The project is beginning with an immediate $22.5 million investment in preliminary engineering and initial construction.
Project construction is expected to occur approximately over the next 10 years in three main phases at a cost estimated at $4 billion.
“The announcement of this generational project will see the vision of Lake Diefenbaker completed over the course of the next decade,” Moe said.
Expanding irrigation in the province could allow more high-value crops, like vegetables, to be grown. Vegetables could range from potatoes, corn, carrots, beets, lettuce, cabbage, cucumbers, among others.
For example, in 2019 according to Statistics Canada, Saskatchewan seeded 6,300 acres of potatoes. Alberta, where irrigated potato fields are common in the southern part of the province, seeded 61,235 acres of potatoes in 2019—almost 10 times the amount of acres seeded in Saskatchewan. Water is critical to potato production, and expanding irrigation capacity in Saskatchewan will broaden the crop options for producers.

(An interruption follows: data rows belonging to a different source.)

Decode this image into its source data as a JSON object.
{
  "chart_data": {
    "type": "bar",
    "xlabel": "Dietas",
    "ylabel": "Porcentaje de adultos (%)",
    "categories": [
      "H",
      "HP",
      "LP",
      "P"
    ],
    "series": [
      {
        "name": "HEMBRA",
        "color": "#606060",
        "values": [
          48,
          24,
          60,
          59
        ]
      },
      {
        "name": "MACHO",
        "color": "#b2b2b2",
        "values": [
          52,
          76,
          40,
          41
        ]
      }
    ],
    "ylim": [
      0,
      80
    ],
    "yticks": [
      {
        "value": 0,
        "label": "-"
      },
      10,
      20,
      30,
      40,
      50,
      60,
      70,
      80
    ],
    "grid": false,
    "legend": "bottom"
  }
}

Water is critical to potato production, and expanding irrigation capacity in Saskatchewan will broaden the crop options for producers.
“I look forward to working with producers, industry and government partners to expand irrigation capacity in Saskatchewan,” Agriculture Minister David Marit said.
“From diversifying crop production and attracting more value-added processing, to benefitting local economies and adding to our long-term food security, increased irrigation opportunities support a profitable and sustainable economy.”
According to 2019 production numbers, the top potato producing provinces are Prince Edward Island, Alberta and Manitoba respectively. Manitoba normally sits in second place, but potato producers dealt with two bad harvest years in a row causing the province to fall back to Canada’s third top potato producing province. If Saskatchewan were to compete, it would have to produce approximately 15 times more than it currently produces to match P.E.I. production levels.
However, it will be up to Saskatchewan producers to judge if stepping up their potato production would be worth it.